Wie weit sich eine solche Grundrechtsverwirkung ganz konkret auswirken würde, ist bisher nicht geklärt. "Den Praxistest hat die Norm bisher noch nie bestehen müssen", so Brenner. Gerade ihm Falle eines Entzuges der Meinungsfreiheit sei es schwierig, einen solchen Entzug zu kontrollieren. "Man wird dem einzelnen sicher nicht verbieten können, dass er sich äußert", so Brenner. "Man kann ja nicht jemandem einen Polizisten an die Seite stellen und der Polizist überwacht jetzt alles, was der Betreffende sagt oder nicht sagen darf."

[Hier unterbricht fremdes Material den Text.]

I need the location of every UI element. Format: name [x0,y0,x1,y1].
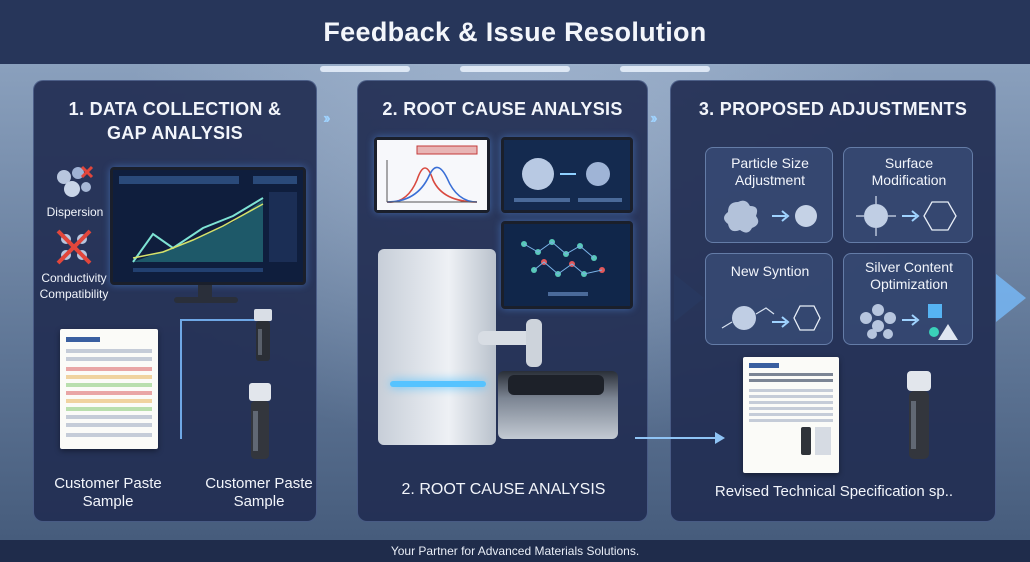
instrument-arm [478,331,532,345]
vial-icon [907,371,931,459]
molecule-screen [504,224,630,306]
instrument-probe [526,319,542,367]
card-particle-size: Particle Size Adjustment [705,147,833,243]
particle-cluster-icon [57,165,94,197]
chevron-right-icon: ›› [650,110,657,127]
connector-line [180,319,260,321]
ceiling-light [320,66,410,72]
sample-left-label-line1: Customer Paste [54,475,162,492]
sample-right-label-line2: Sample [233,493,285,510]
panel3-title: 3. PROPOSED ADJUSTMENTS [698,99,968,119]
card4-line1: Silver Content [865,259,953,275]
card4-line2: Optimization [870,276,948,292]
arrow-icon [715,432,725,444]
particle-monitor [501,137,633,213]
arrow-icon [996,274,1026,322]
card1-line1: Particle Size [731,155,809,171]
card2-line1: Surface [884,155,934,171]
analysis-monitor [110,167,306,285]
panel-root-cause: 2. ROOT CAUSE ANALYSIS [357,80,648,522]
molecule-icon [856,196,957,236]
distribution-monitor [374,137,490,213]
instrument-light-strip [390,381,486,387]
footer-tagline: Your Partner for Advanced Materials Solu… [390,544,640,558]
card1-line2: Adjustment [734,172,806,188]
particle-screen [504,140,630,210]
revised-spec-document [743,357,839,473]
cross-icon [56,229,92,265]
sample-right-label-line1: Customer Paste [205,475,313,492]
panel1-title-line2: GAP ANALYSIS [107,123,243,143]
panel2-title: 2. ROOT CAUSE ANALYSIS [382,99,623,119]
header-bar: Feedback & Issue Resolution [0,0,1030,64]
card-new-syntion: New Syntion [705,253,833,345]
panel-data-collection: 1. DATA COLLECTION & GAP ANALYSIS Disper… [33,80,317,522]
card-surface-modification: Surface Modification [843,147,973,243]
sample-left-label-line2: Sample [82,493,134,510]
conductivity-label-line2: Compatibility [39,287,109,301]
connector-line [635,437,719,439]
particle-cluster-icon [860,304,958,340]
synthesis-icon [721,305,821,331]
sample-tray [508,375,604,395]
page-title: Feedback & Issue Resolution [323,16,707,47]
line-graph-screen [113,170,303,282]
vial-icon [249,383,271,459]
vial-icon [254,309,272,361]
connector-line [180,319,182,439]
dispersion-label: Dispersion [46,205,104,219]
data-sheet-document [60,329,158,449]
panel2-bottom-label: 2. ROOT CAUSE ANALYSIS [401,481,606,498]
card-silver-content: Silver Content Optimization [843,253,973,345]
ceiling-light [620,66,710,72]
ceiling-light [460,66,570,72]
particle-size-icon [724,200,817,233]
panel-proposed-adjustments: 3. PROPOSED ADJUSTMENTS Particle Size Ad… [635,80,996,522]
vial-icon [801,427,811,455]
card3-line1: New Syntion [730,263,810,279]
card2-line2: Modification [871,172,947,188]
conductivity-label-line1: Conductivity [41,271,107,285]
panel1-title-line1: 1. DATA COLLECTION & [68,99,282,119]
distribution-graph [377,140,487,210]
footer-bar: Your Partner for Advanced Materials Solu… [0,540,1030,562]
molecule-monitor [501,221,633,309]
monitor-stand [198,285,212,299]
analyzer-instrument [378,249,496,445]
revised-spec-label: Revised Technical Specification sp.. [714,483,954,500]
monitor-base [174,297,238,303]
chevron-right-icon: ›› [323,110,330,127]
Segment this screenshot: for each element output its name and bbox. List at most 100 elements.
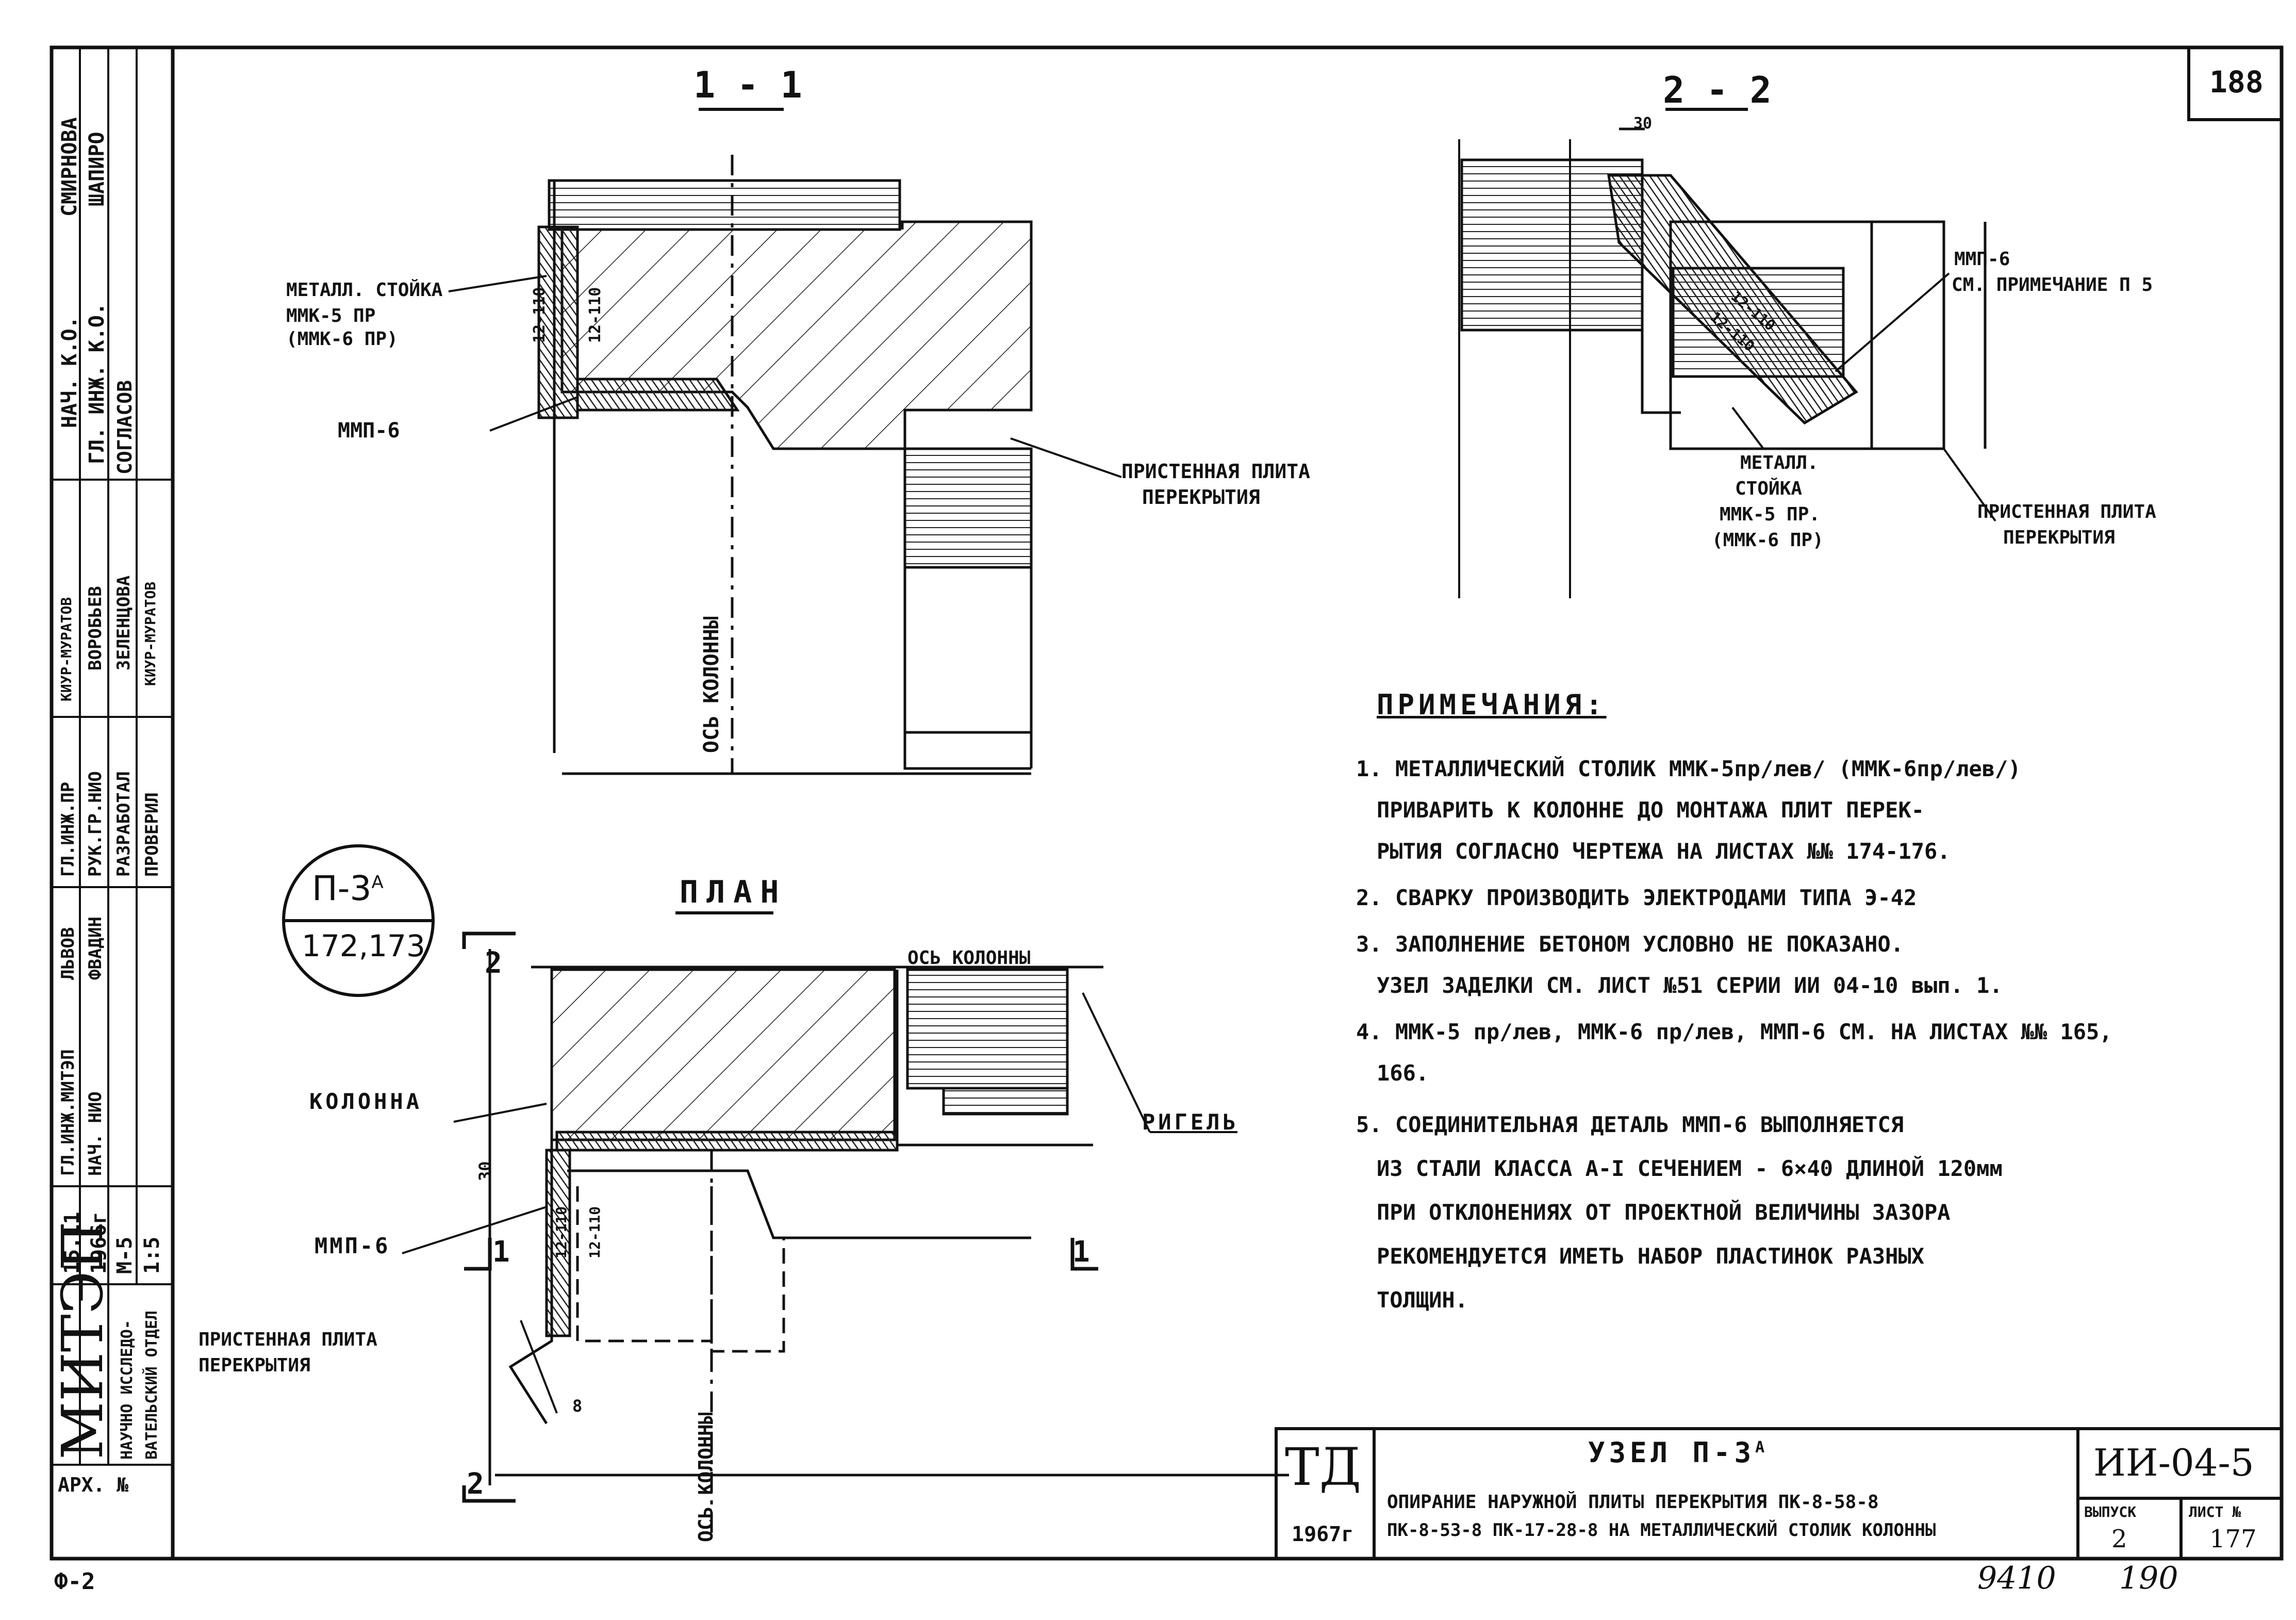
section-2-2-leaders	[1731, 272, 1996, 522]
section-2-2-dim-30: 30	[1633, 114, 1653, 133]
sidebar-role-4: НАЧ. НИО	[85, 1091, 106, 1176]
title-block-issue-value: 2	[2111, 1525, 2127, 1553]
plan-axis-top: ОСЬ КОЛОННЫ	[907, 947, 1031, 969]
section-2-2-stoyka-label-2: СТОЙКА	[1735, 478, 1803, 499]
section-1-1-title: 1 - 1	[693, 64, 802, 106]
title-block-sheet-label: ЛИСТ №	[2189, 1503, 2241, 1520]
sidebar-org: МИТЭП	[49, 1221, 115, 1460]
node-marker-drawing	[282, 844, 435, 997]
title-block-td: ТД	[1285, 1437, 1361, 1497]
sidebar-name-6: ВОРОБЬЕВ	[85, 586, 106, 670]
sidebar-scale-1: М-5	[113, 1236, 137, 1274]
note-line-4: 2. СВАРКУ ПРОИЗВОДИТЬ ЭЛЕКТРОДАМИ ТИПА Э…	[1356, 885, 1917, 910]
section-1-1-stoyka-label-1: МЕТАЛЛ. СТОЙКА	[286, 280, 443, 301]
section-1-1-axis: ОСЬ КОЛОННЫ	[700, 616, 723, 753]
section-2-2-stoyka-label-4: (ММК-6 ПР)	[1712, 530, 1824, 551]
title-block-series: ИИ-04-5	[2093, 1441, 2254, 1484]
note-line-3: РЫТИЯ СОГЛАСНО ЧЕРТЕЖА НА ЛИСТАХ №№ 174-…	[1377, 839, 1951, 864]
note-line-6: УЗЕЛ ЗАДЕЛКИ СМ. ЛИСТ №51 СЕРИИ ИИ 04-10…	[1377, 973, 2003, 998]
plan-title: ПЛАН	[680, 874, 787, 910]
note-line-5: 3. ЗАПОЛНЕНИЕ БЕТОНОМ УСЛОВНО НЕ ПОКАЗАН…	[1356, 931, 1904, 957]
sidebar-name-7: ЗЕЛЕНЦОВА	[113, 575, 134, 670]
sidebar-name-3: ЛЬВОВ	[58, 927, 78, 980]
page-number-box	[2187, 46, 2283, 121]
bottom-handwritten-right: 190	[2119, 1560, 2178, 1596]
title-block-desc-2: ПК-8-53-8 ПК-17-28-8 НА МЕТАЛЛИЧЕСКИЙ СТ…	[1387, 1520, 1936, 1541]
note-line-13: ТОЛЩИН.	[1377, 1287, 1468, 1313]
title-block-grid	[1275, 1427, 2283, 1560]
sidebar-agreed: СОГЛАСОВ	[113, 380, 136, 474]
note-line-1: 1. МЕТАЛЛИЧЕСКИЙ СТОЛИК ММК-5пр/лев/ (ММ…	[1356, 756, 2021, 781]
plan-axis-bottom: ОСЬ КОЛОННЫ	[695, 1412, 717, 1542]
plan-plate-label-2: ПЕРЕКРЫТИЯ	[199, 1355, 310, 1376]
sidebar-name-4: ФВАДИН	[85, 917, 106, 980]
sidebar-role-8: ПРОВЕРИЛ	[142, 792, 162, 877]
sidebar-grid	[52, 47, 173, 1466]
sidebar-role-3: ГЛ.ИНЖ.МИТЭП	[58, 1049, 78, 1176]
section-1-1-mmp-label: ММП-6	[338, 419, 400, 443]
plan-column-label: КОЛОННА	[309, 1089, 423, 1114]
section-1-1-dim-b: 12-110	[586, 287, 604, 343]
notes-heading: ПРИМЕЧАНИЯ:	[1377, 689, 1607, 721]
sidebar-scale-2: 1:5	[140, 1236, 164, 1274]
section-2-2-stoyka-label-3: ММК-5 ПР.	[1720, 504, 1821, 525]
plan-dim-a: 12-110	[553, 1206, 570, 1258]
section-2-2-mmp-label-2: СМ. ПРИМЕЧАНИЕ П 5	[1952, 274, 2153, 296]
bottom-handwritten-left: 9410	[1977, 1560, 2056, 1596]
plan-mmp-label: ММП-6	[315, 1233, 390, 1258]
section-2-2-stoyka-label-1: МЕТАЛЛ.	[1740, 452, 1819, 473]
page-number: 188	[2209, 64, 2264, 100]
plan-dim-8: 8	[572, 1396, 583, 1416]
title-block-node: УЗЕЛ П-3А	[1588, 1436, 1769, 1469]
title-block-desc-1: ОПИРАНИЕ НАРУЖНОЙ ПЛИТЫ ПЕРЕКРЫТИЯ ПК-8-…	[1387, 1492, 1879, 1513]
node-marker-bottom: 172,173	[302, 928, 425, 963]
sidebar-role-2: ГЛ. ИНЖ. К.О.	[85, 302, 109, 464]
sidebar-name-2: ШАПИРО	[85, 132, 109, 207]
sidebar-org-sub-1: НАУЧНО ИССЛЕДО-	[118, 1320, 136, 1460]
note-line-11: ПРИ ОТКЛОНЕНИЯХ ОТ ПРОЕКТНОЙ ВЕЛИЧИНЫ ЗА…	[1377, 1200, 1951, 1225]
sidebar-name-5: КИУР-МУРАТОВ	[58, 597, 75, 701]
section-1-1-dim-a: 12-110	[531, 287, 549, 343]
sidebar-arch-no: АРХ. №	[58, 1474, 129, 1496]
plan-cut-2-bottom: 2	[467, 1467, 484, 1501]
plan-plate-label-1: ПРИСТЕННАЯ ПЛИТА	[199, 1329, 377, 1350]
plan-dim-b: 12-110	[586, 1206, 603, 1258]
sidebar-role-1: НАЧ. К.О.	[58, 316, 81, 428]
sidebar-name-1: СМИРНОВА	[58, 117, 81, 217]
plan-leaders	[402, 992, 1237, 1414]
note-line-2: ПРИВАРИТЬ К КОЛОННЕ ДО МОНТАЖА ПЛИТ ПЕРЕ…	[1377, 797, 1925, 823]
section-1-1-stoyka-label-2: ММК-5 ПР	[286, 305, 376, 326]
plan-cut-1-left: 1	[492, 1235, 510, 1269]
bottom-left-code: Ф-2	[54, 1568, 95, 1595]
note-line-9: 5. СОЕДИНИТЕЛЬНАЯ ДЕТАЛЬ ММП-6 ВЫПОЛНЯЕТ…	[1356, 1112, 1904, 1137]
title-block-issue-label: ВЫПУСК	[2084, 1503, 2137, 1520]
plan-cut-2-top: 2	[485, 946, 502, 980]
plan-cut-markers	[462, 931, 1098, 1503]
sidebar-org-sub-2: ВАТЕЛЬСКИЙ ОТДЕЛ	[143, 1311, 161, 1460]
section-2-2-mmp-label-1: ММП-6	[1954, 249, 2010, 270]
plan-dim-30: 30	[475, 1161, 495, 1181]
node-marker-top: П-3А	[312, 869, 384, 908]
title-block-year: 1967г	[1292, 1523, 1354, 1546]
plan-drawing	[488, 911, 1289, 1537]
title-block-sheet-value: 177	[2209, 1525, 2257, 1553]
note-line-7: 4. ММК-5 пр/лев, ММК-6 пр/лев, ММП-6 СМ.…	[1356, 1019, 2112, 1044]
section-2-2-title: 2 - 2	[1663, 69, 1772, 111]
section-1-1-stoyka-label-3: (ММК-6 ПР)	[286, 329, 398, 350]
section-2-2-drawing	[1458, 108, 1987, 598]
note-line-8: 166.	[1377, 1060, 1429, 1086]
outer-frame	[49, 45, 2284, 1561]
plan-rigel-label: РИГЕЛЬ	[1142, 1109, 1239, 1135]
note-line-10: ИЗ СТАЛИ КЛАССА А-I СЕЧЕНИЕМ - 6×40 ДЛИН…	[1377, 1156, 2003, 1181]
section-1-1-drawing	[537, 108, 1033, 775]
sidebar-role-5: ГЛ.ИНЖ.ПР	[58, 781, 78, 877]
section-1-1-plate-label-2: ПЕРЕКРЫТИЯ	[1142, 486, 1260, 509]
section-2-2-plate-label-1: ПРИСТЕННАЯ ПЛИТА	[1977, 501, 2156, 522]
sidebar-name-8: КИУР-МУРАТОВ	[142, 581, 159, 686]
sidebar-role-7: РАЗРАБОТАЛ	[113, 771, 134, 877]
section-1-1-plate-label-1: ПРИСТЕННАЯ ПЛИТА	[1121, 460, 1311, 483]
note-line-12: РЕКОМЕНДУЕТСЯ ИМЕТЬ НАБОР ПЛАСТИНОК РАЗН…	[1377, 1243, 1925, 1269]
sidebar-role-6: РУК.ГР.НИО	[85, 771, 106, 877]
plan-cut-1-right: 1	[1072, 1235, 1090, 1269]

Insgesamt schätzt Brenner die praktischen Konsequenzen eines Grundrechtsentzuges als relativ überschaubar ein. Es sei in den vergangenen Jahren wirksamer gewesen, Verfassungsfeinde mit den Mitteln des Strafrechtes zu sanktionieren. "Denn es tut im Zweifel dem Einzelnen natürlich viel mehr weh, wenn er jetzt zwei Jahre hinter Gitter muss, als dass er sich vor dem Verfassungsgericht nicht mehr auf ein Grundrecht berufen kann."
Trotzdem habe eine Grundrechtsverwirkung das Potential, eine gewisse Signalwirkung zu entfalten, fügt Brenner hinzu.